9.3.2.3 Once a failure is detected, the exact location of the damage must be pin-pointed. Some sophisticated techniques and equipment have been developed for use in locating cable defects, but very often human divers have to be called upon to find the exact locations of cable faults. Once the fault is located, that portion of the cable is isolated from the rest of the system by closing particular valves which would have been installed at strategic points along the cable for emergency purposes. 
 

9.3.2.4 Failure of HPOF pipe-type and LPOF self-contained systems results in the leakage of insulating oil in cases where the pipe or cable is actually ruptured. The HPOF systems have the potential for greater damage than LPOF, because of the greater quantity of oil and the higher pressures that are maintained in these systems. The oils used are of varying viscosities and of relatively low toxicity. When spilled, they tend to flow easily and disperse. (HPOF and some LPOF oils are usually biodegradable). 
 

9.3.2.5 In some cases, when relatively small leaks develop in submarine cables, operators tend to keep on pumping, to maintain a slight positive pressure. This procedure is used to protect the cable system from further damage by preventing contaminating matter such as sand or water from entering through the damage break. While continuation of pumping will result in a greater discharge of oil into the surrounding waters than if pumping is completely stopped, continuation of pumping is probably more environment-ally friendly because it may save a cable installation, and thereby avoid the cost, time and environmental consequences of having to pull in a new cable. 

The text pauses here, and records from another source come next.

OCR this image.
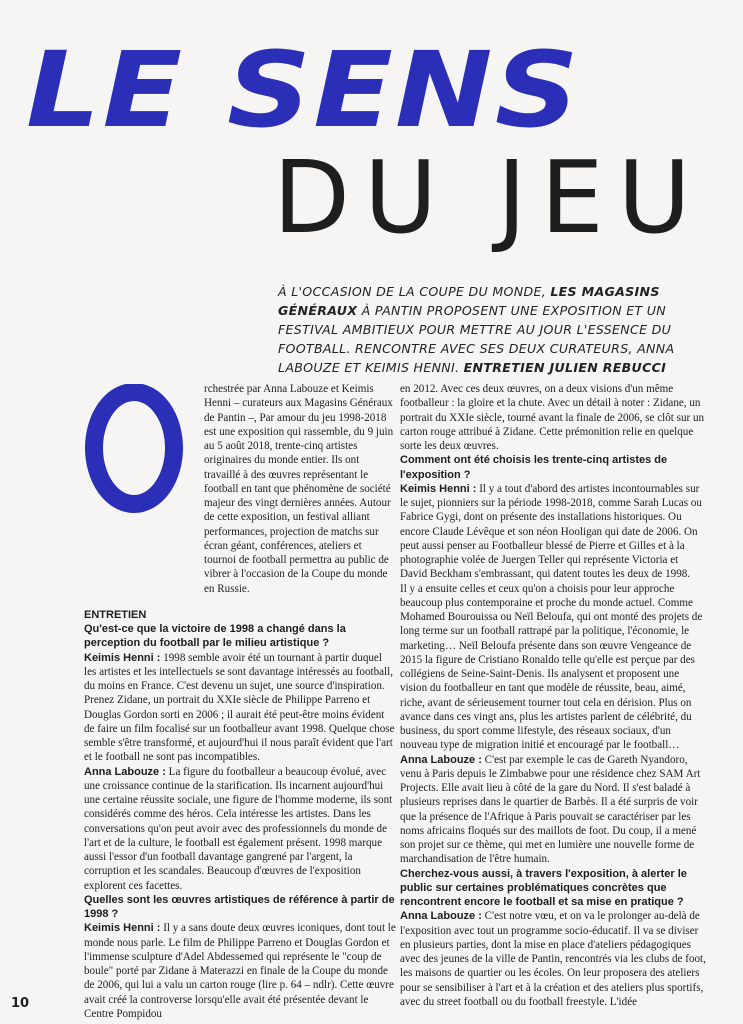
LE SENS
DU JEU
À L'OCCASION DE LA COUPE DU MONDE, LES MAGASINS GÉNÉRAUX À PANTIN PROPOSENT UNE EXPOSITION ET UN FESTIVAL AMBITIEUX POUR METTRE AU JOUR L'ESSENCE DU FOOTBALL. RENCONTRE AVEC SES DEUX CURATEURS, ANNA LABOUZE ET KEIMIS HENNI. ENTRETIEN JULIEN REBUCCI

rchestrée par Anna Labouze et Keimis Henni – curateurs aux Magasins Généraux de Pantin –, Par amour du jeu 1998-2018 est une exposition qui rassemble, du 9 juin au 5 août 2018, trente-cinq artistes originaires du monde entier. Ils ont travaillé à des œuvres représentant le football en tant que phénomène de société majeur des vingt dernières années. Autour de cette exposition, un festival alliant performances, projection de matchs sur écran géant, conférences, ateliers et tournoi de football permettra au public de vibrer à l'occasion de la Coupe du monde en Russie.

ENTRETIEN

Qu'est-ce que la victoire de 1998 a changé dans la perception du football par le milieu artistique ?

Keimis Henni : 1998 semble avoir été un tournant à partir duquel les artistes et les intellectuels se sont davantage intéressés au football, du moins en France. C'est devenu un sujet, une source d'inspiration. Prenez Zidane, un portrait du XXIe siècle de Philippe Parreno et Douglas Gordon sorti en 2006 ; il aurait été peut-être moins évident de faire un film focalisé sur un footballeur avant 1998. Quelque chose semble s'être transformé, et aujourd'hui il nous paraît évident que l'art et le football ne sont pas incompatibles.

Anna Labouze : La figure du footballeur a beaucoup évolué, avec une croissance continue de la starification. Ils incarnent aujourd'hui une certaine réussite sociale, une figure de l'homme moderne, ils sont considérés comme des héros. Cela intéresse les artistes. Dans les conversations qu'on peut avoir avec des professionnels du monde de l'art et de la culture, le football est également présent. 1998 marque aussi l'essor d'un football davantage gangrené par l'argent, la corruption et les scandales. Beaucoup d'œuvres de l'exposition explorent ces facettes.

Quelles sont les œuvres artistiques de référence à partir de 1998 ?

Keimis Henni : Il y a sans doute deux œuvres iconiques, dont tout le monde nous parle. Le film de Philippe Parreno et Douglas Gordon et l'immense sculpture d'Adel Abdessemed qui représente le "coup de boule" porté par Zidane à Materazzi en finale de la Coupe du monde de 2006, qui lui a valu un carton rouge (lire p. 64 – ndlr). Cette œuvre avait créé la controverse lorsqu'elle avait été présentée devant le Centre Pompidou

en 2012. Avec ces deux œuvres, on a deux visions d'un même footballeur : la gloire et la chute. Avec un détail à noter : Zidane, un portrait du XXIe siècle, tourné avant la finale de 2006, se clôt sur un carton rouge attribué à Zidane. Cette prémonition relie en quelque sorte les deux œuvres.

Comment ont été choisis les trente-cinq artistes de l'exposition ?

Keimis Henni : Il y a tout d'abord des artistes incontournables sur le sujet, pionniers sur la période 1998-2018, comme Sarah Lucas ou Fabrice Gygi, dont on présente des installations historiques. Ou encore Claude Lévêque et son néon Hooligan qui date de 2006. On peut aussi penser au Footballeur blessé de Pierre et Gilles et à la photographie volée de Juergen Teller qui représente Victoria et David Beckham s'embrassant, qui datent toutes les deux de 1998.

Il y a ensuite celles et ceux qu'on a choisis pour leur approche beaucoup plus contemporaine et proche du monde actuel. Comme Mohamed Bourouissa ou Neïl Beloufa, qui ont monté des projets de long terme sur un football rattrapé par la politique, l'économie, le marketing… Neïl Beloufa présente dans son œuvre Vengeance de 2015 la figure de Cristiano Ronaldo telle qu'elle est perçue par des collégiens de Seine-Saint-Denis. Ils analysent et proposent une vision du footballeur en tant que modèle de réussite, beau, aimé, riche, avant de sérieusement tourner tout cela en dérision. Plus on avance dans ces vingt ans, plus les artistes parlent de célébrité, du business, du sport comme lifestyle, des réseaux sociaux, d'un nouveau type de migration initié et encouragé par le football…

Anna Labouze : C'est par exemple le cas de Gareth Nyandoro, venu à Paris depuis le Zimbabwe pour une résidence chez SAM Art Projects. Elle avait lieu à côté de la gare du Nord. Il s'est baladé à plusieurs reprises dans le quartier de Barbès. Il a été surpris de voir que la présence de l'Afrique à Paris pouvait se caractériser par les noms africains floqués sur des maillots de foot. Du coup, il a mené son projet sur ce thème, qui met en lumière une nouvelle forme de marchandisation de l'être humain.

Cherchez-vous aussi, à travers l'exposition, à alerter le public sur certaines problématiques concrètes que rencontrent encore le football et sa mise en pratique ?

Anna Labouze : C'est notre vœu, et on va le prolonger au-delà de l'exposition avec tout un programme socio-éducatif. Il va se diviser en plusieurs parties, dont la mise en place d'ateliers pédagogiques avec des jeunes de la ville de Pantin, rencontrés via les clubs de foot, les maisons de quartier ou les écoles. On leur proposera des ateliers pour se sensibiliser à l'art et à la création et des ateliers plus sportifs, avec du street football ou du football freestyle. L'idée

10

Project sponsors should include in their project planning, consideration of options regarding de-commissioning, dismantling or abandonment of pipelines and cables in the coastal zone, whenever such installations shall have reached the end of their life cycle and are no longer required. In planning for the termination and abandonment or removal of pipelines/cables in the coastal zone, the environmental and socio-economic problems associated with the different options should be carefully examined. 
 
 

10.1 For the safety of the public and wildlife, all equipment and above-ground facilities should be dismantled and removed, and the surface area of the land appropriately restored. Wherever circumstances allow, consideration should be given to alternative uses of sites and structures. 

10.2 It is likely that the process for removal of buried or submerged pipelines/cables would probably generate negative environmental impacts of similar extent to those delivered during the installation process. The cost of miti-gating such impacts and of restoring the routes after removing the pipelines/cables must be assessed. 

10.3 To avoid the cost and environmental impact of removing unwanted pipelines/cables from the coastal zone, it is often acceptable to leave them in place. If they are left in place they must be disconnected from any facility, and pipelines must be purged with freshwater, air or inert gas, and capped at open ends.